Fig 1.
Overview of the transfer function approach to modeling microbiome interventions.
(A) A transfer function model (Eq 1) is trained to forecast future community profiles. This model leverages past community data, past and current intervention information, and static subject-level characteristics. (B) Forecasts on held-out subjects are used to evaluate model performance, potentially guiding model improvements. (C) The trained models are used to simulate counterfactual trajectories, supporting the study of hypothetical interventions. Multiple interventions can be applied concurrently, and they may be real-valued. (D) To identify taxa sensitive to the interventions, partial dependence effects from simulated trajectories are used to calculate mirror statistics.
Fig 2.
Transfer functions applied to oscillatory predator-prey dynamics.
Panels give simulated predator and prey populations over 10 time units. The grey rectangles indicate periods during which the prey growth rate is decreased. A transfer function model is trained using data up to time 7, and forecasts are shown as dashed curves. Subjects have been chosen to represent low (top left) to high (bottom right) forecasting error rates. The forecasts accurately reflect the true perturbation effect and predator-prey relationship; however, they can compress time and dampen large peaks.
Fig 3.
Example data used in the simulation study.
Each panel displays one taxon’s trajectories, with rows representing individual subjects.

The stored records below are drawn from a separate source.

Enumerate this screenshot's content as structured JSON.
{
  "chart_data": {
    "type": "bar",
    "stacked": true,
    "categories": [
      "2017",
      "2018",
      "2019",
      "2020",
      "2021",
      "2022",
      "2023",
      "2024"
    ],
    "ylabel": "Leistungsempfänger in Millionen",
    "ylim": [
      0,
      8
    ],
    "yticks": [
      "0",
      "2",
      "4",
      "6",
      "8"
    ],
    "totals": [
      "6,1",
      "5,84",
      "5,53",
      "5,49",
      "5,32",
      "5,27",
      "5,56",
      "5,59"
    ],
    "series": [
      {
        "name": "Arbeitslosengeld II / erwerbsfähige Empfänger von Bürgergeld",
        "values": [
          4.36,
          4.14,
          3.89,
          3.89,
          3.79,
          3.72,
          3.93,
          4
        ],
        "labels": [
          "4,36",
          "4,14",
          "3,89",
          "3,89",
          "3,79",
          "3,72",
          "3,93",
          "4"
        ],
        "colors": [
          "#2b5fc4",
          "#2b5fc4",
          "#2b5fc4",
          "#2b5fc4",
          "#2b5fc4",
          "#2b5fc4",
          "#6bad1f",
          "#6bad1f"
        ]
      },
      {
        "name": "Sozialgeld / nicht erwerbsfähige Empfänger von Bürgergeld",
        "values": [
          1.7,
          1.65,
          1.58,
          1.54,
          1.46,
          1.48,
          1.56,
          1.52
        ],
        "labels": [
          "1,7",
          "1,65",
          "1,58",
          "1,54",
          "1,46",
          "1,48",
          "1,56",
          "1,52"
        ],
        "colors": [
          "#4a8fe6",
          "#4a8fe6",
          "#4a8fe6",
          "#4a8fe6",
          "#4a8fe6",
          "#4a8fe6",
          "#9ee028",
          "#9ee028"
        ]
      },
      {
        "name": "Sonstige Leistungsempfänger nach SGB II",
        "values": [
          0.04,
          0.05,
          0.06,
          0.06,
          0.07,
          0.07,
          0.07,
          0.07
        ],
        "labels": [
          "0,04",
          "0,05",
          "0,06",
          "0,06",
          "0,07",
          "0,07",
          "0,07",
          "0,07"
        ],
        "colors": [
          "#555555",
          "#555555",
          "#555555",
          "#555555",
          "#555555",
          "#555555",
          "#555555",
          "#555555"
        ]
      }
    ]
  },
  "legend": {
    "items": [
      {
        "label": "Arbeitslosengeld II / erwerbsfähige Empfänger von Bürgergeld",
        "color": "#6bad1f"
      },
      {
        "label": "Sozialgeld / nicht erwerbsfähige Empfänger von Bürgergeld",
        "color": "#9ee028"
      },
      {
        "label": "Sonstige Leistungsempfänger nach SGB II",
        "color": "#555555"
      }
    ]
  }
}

Tile colors encode abundances, which have been quantile transformed to support cross-taxa comparison. Red borders indicate the samples where the intervention is present. The first row of taxa (tax1—3) have nonnull effects, while the bottom row are all null. Note the potentially delayed intervention effects in nonnull taxa.
Fig 4.
Simulation forecasting errors for normalized data.
The y-axis shows the average MAEk across folds. Within panels, the signal strength and number of taxa increase from left to right. Column panels give the proportion of intervention-sensitive taxa and the signal strength. Rows distinguish between settings with different sequencing depth heterogeneity and phylogenetic correlation. Outliers (below 1.5×IQR or above 3×IQR of errors in fido and mbtransfer) are excluded. Runs that did not complete within 72 hours are omitted. The two hyperparameter settings of fido and mbtransfer perform similarly. The fido package is comparable to mbtransfer when the intervention strength is weak but deteriorates when the intervention is strong.
Fig 5.
Comparison of long-run forecasting residuals.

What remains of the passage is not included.